Natural Gas Industry 101: Energy Markets

Natural gas market

In the long journey natural gas takes from beneath the surface of the Earth to your facility, energy markets play an important role. At one time, natural gas production, transmission and delivery were all bundled together, with prices set by regulatory bodies. With deregulation, competitive suppliers began buying and selling natural gas on the open market. Natural gas became a commodity, subject to supply and demand. Over time, markets evolved to facilitate these transactions. Natural gas markets help control prices and ensure the availability of fuel supplies.

Natural gas as a commodity

Natural gas is sold as a commodity similar to wheat or copper. Commodity markets are inherently volatile, with prices rising and falling regularly. Natural gas is no exception.

The price of natural gas is set by market forces. Players in the energy markets buy and sell natural gas based on supply and demand, which is influenced by a number of factors. One major factor is weather. Prices typically rise during winter as the demand for natural gas increases for use in space heating. Temperature fluctuations throughout the heating season can impact prices on a daily or even hourly basis.

Types of markets

Natural gas is priced and traded at various market hubs. There are more than 30 such hubs throughout North America, located at intersections of major pipelines. Billions of British thermal units (Btu) are bought and sold daily at these hubs. Prices vary at different locations, depending on regional weather patterns, local production and storage capacity.

The main market hub in the United States is the Henry Hub in Louisiana, which is located near major gas processing facilities and at the intersection of nine interstate pipelines. This hub is the major price point for natural gas.

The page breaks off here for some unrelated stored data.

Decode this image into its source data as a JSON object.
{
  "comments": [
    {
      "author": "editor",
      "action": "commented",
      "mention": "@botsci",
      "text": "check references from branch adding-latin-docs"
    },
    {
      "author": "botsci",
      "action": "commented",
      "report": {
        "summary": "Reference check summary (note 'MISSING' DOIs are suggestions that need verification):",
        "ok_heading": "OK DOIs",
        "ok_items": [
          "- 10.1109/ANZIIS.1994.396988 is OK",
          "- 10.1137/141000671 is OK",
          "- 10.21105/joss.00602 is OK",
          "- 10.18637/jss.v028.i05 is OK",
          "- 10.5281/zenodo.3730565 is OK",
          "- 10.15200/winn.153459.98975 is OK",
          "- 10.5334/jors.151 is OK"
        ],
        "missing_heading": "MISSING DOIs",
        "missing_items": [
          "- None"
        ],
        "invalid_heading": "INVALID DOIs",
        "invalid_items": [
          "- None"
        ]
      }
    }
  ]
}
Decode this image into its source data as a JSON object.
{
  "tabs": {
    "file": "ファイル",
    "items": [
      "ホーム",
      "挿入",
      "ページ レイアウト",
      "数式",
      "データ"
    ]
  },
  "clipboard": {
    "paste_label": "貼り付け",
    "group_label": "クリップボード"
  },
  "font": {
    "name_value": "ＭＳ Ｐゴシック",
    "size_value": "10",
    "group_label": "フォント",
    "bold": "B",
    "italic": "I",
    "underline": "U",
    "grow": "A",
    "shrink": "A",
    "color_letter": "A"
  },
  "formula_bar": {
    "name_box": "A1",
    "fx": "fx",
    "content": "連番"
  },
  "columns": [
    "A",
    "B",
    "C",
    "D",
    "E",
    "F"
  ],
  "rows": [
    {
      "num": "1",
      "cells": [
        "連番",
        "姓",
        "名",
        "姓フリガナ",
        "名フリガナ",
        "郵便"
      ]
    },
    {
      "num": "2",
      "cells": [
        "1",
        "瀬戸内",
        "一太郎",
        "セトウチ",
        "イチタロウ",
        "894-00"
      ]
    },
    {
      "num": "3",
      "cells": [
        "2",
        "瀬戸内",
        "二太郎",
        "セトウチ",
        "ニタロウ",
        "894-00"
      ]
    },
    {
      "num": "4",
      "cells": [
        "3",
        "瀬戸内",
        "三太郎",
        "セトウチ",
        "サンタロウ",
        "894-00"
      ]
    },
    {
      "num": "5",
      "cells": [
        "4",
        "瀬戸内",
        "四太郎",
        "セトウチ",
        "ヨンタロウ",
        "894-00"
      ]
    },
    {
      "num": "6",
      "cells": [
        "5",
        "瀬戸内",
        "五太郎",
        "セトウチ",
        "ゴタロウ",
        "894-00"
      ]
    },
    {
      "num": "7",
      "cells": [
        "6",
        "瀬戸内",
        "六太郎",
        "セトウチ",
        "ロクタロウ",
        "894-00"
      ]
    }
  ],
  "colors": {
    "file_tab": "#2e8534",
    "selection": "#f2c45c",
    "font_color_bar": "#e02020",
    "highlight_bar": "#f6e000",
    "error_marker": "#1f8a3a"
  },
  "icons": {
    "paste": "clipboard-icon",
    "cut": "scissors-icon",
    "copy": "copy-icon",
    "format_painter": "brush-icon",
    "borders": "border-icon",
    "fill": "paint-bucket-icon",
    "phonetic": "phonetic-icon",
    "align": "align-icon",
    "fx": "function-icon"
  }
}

The natural gas industry has two types of markets:

  • The spot market is the daily market where natural gas is bought or sold for immediate use; this is the best place to obtain information about the current price of natural gas.
  • The futures market is where natural gas is bought and sold on contract for up to three years in advance.

Futures trading takes place at the New York Mercantile Exchange (NYMEX), where other commodities like crude oil are also traded. Price is based on delivery at the Henry Hub, although some futures contracts are traded based on price differentials between the Henry Hub and other natural gas market locations. Traders use hedging, which involves tools such as futures contracts or options, to reduce the risk of volatility on the market and to insure against drastic price changes.

Buyers and sellers

Since the deregulation of the industry, natural gas is now sold directly from wellhead producers to buyers. There are three major players:

  1. Local distribution companies (LDCs) are natural gas utilities selling directly to customers on the retail market.
  2. End users are large-volume buyers, such as manufacturing companies and power plants. Check with your LDC to see if you qualify for spot or futures market prices.
  3. Energy marketers or brokers play a significant role in the natural gas supply chain and are mainly involved in selling natural gas.

Marketers are sometimes affiliated with LDCs, natural gas producers or pipeline companies. Many, however, are independent companies focusing specifically on natural gas and other energy markets.